Поэтому молчание Солженицына первых лет перестройки, вплоть до 1990 года, представляет собой явление, в высшей степени парадоксальное и загадочное. Объяснения самого писателя надо принимать с известной долей скепсиса. Он действительно удалился в написание очередных Узлов своего «Красного колеса» и не хотел реагировать на казавшуюся ему малозначительной политическую текучку. Но, во-первых, как мы знаем, первоначальный план эпопеи в итоге все равно не был им выполнен – Солженицын довел повествование до апреля семнадцатого и остановился на этом, вероятнее всего, для того, чтобы подготовиться к явно уже запоздавшему возвращению. Во-вторых, идея написания романа о революции владела Солженицыным с 1937 года, но он сам ее отложил до 1969 года, предпочтя ворваться в русскую литературу с «Иваном Денисовичем» и остро социальными рассказами и романами. Иными словами, он воспринял хрущевскую «оттепель» как исторический шанс донести до читателей свою – лагерную – правду. Почему же он не отнесся точно так же к горбачевской «перестройке», причем в тот момент, когда ему уже вполне официально предоставили слово?
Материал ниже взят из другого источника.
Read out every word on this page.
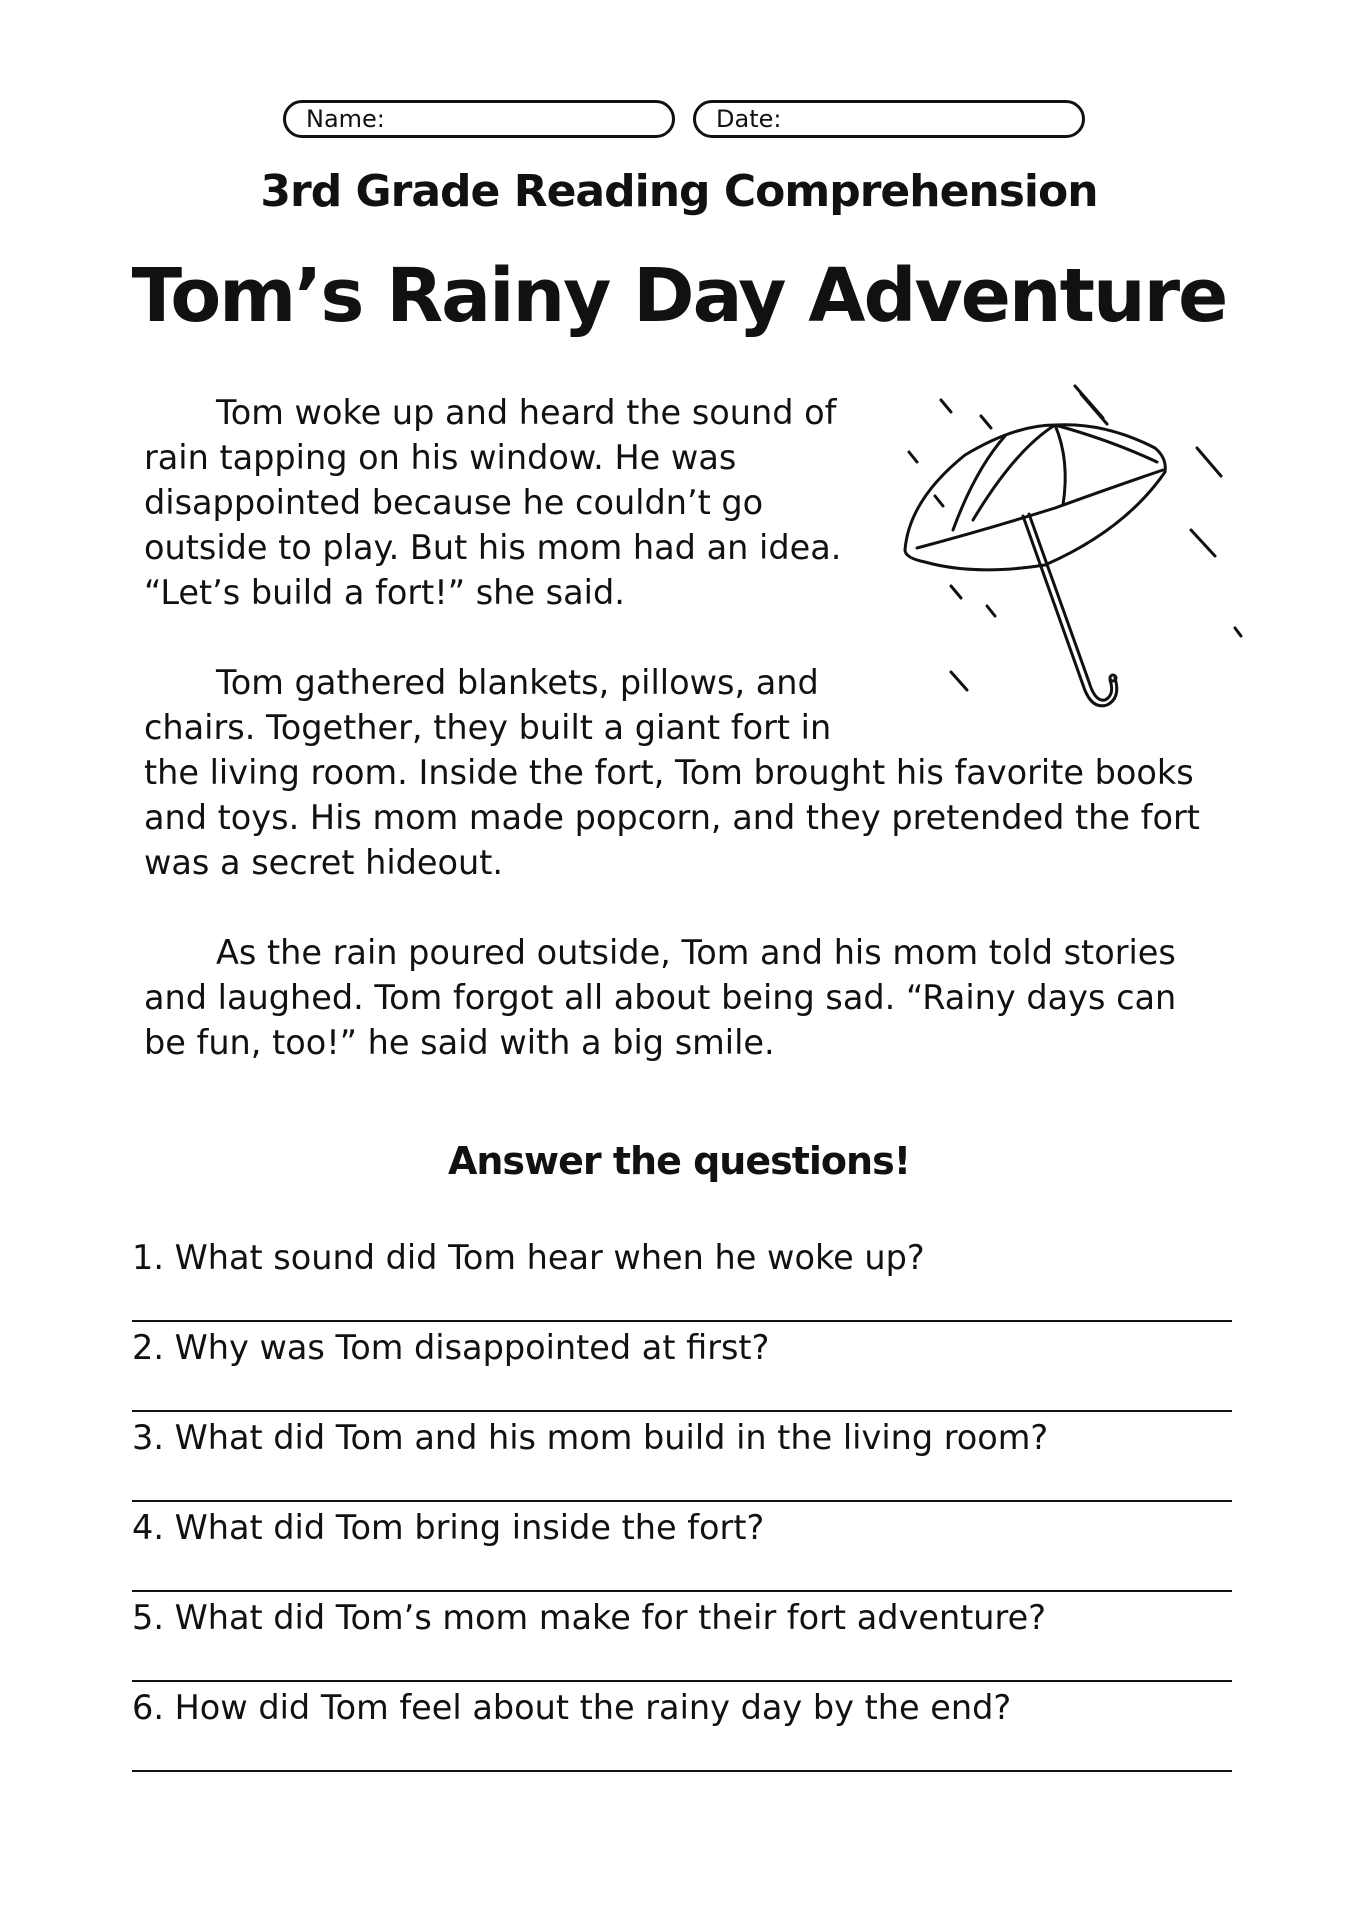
Name:	Date:
3rd Grade Reading Comprehension
Tom’s Rainy Day Adventure

Tom woke up and heard the sound of rain tapping on his window. He was disappointed because he couldn’t go outside to play. But his mom had an idea. “Let’s build a fort!” she said.

Tom gathered blankets, pillows, and chairs. Together, they built a giant fort in the living room. Inside the fort, Tom brought his favorite books and toys. His mom made popcorn, and they pretended the fort was a secret hideout.

As the rain poured outside, Tom and his mom told stories and laughed. Tom forgot all about being sad. “Rainy days can be fun, too!” he said with a big smile.

Answer the questions!
1. What sound did Tom hear when he woke up?
2. Why was Tom disappointed at first?
3. What did Tom and his mom build in the living room?
4. What did Tom bring inside the fort?
5. What did Tom’s mom make for their fort adventure?
6. How did Tom feel about the rainy day by the end?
1989 год стал в Советском Союзе годом Солженицына. Именно тогда появились в ряде изданий републикации его публицистических статей, в 1990-м в «Новом мире» стали выходить фрагменты «Архипелага ГУЛАГ», и все другие толстые журналы были заполнены теми или иными художественными произведениями живого классика. Но тот же 1989-й стал и годом полной политической немоты Солженицына, его почти нарочитого и немного даже бестактного молчания писателя о всех бурных событиях того времени. Только осенью 1990-го он нашел нужные слова для выражения своего отношения к происходящему, и из его статьи «Как нам обустроить Россию» стало ясно, что писатель внимательно следит за всем, что происходит у него дома, но вместе с тем продолжает по непонятной причине «играть в Сэлинджера» и уклоняется от прямого участия в политическом процессе. Увы, в 1991-м у него уже не было шанса бросить вызов Борису Ельцину, но если бы Солженицын присутствовал на политическом поле как минимум с 1987 года, кто знает, может быть, на политическом Олимпе не было бы и самого Ельцина. Но Солженицын в самые решающие годы отчего-то молчал и бездействовал.
Между тем оппоненты внутри диссидентского лагеря отлично понимали масштаб его фигуры и реальный политический вес, и поэтому огонь по Солженицыну шел из всех публицистических орудий где-то с 1975 года, то есть с момента произнесения им Гарвардской речи, в которой либеральные критики писателя увидели что-то вроде заявления о вступлении в будущую президентскую кампанию. А на первых свободных выборах, которые должны были состояться в демократической России, Солженицын реально мог рассчитывать на победу в первом туре.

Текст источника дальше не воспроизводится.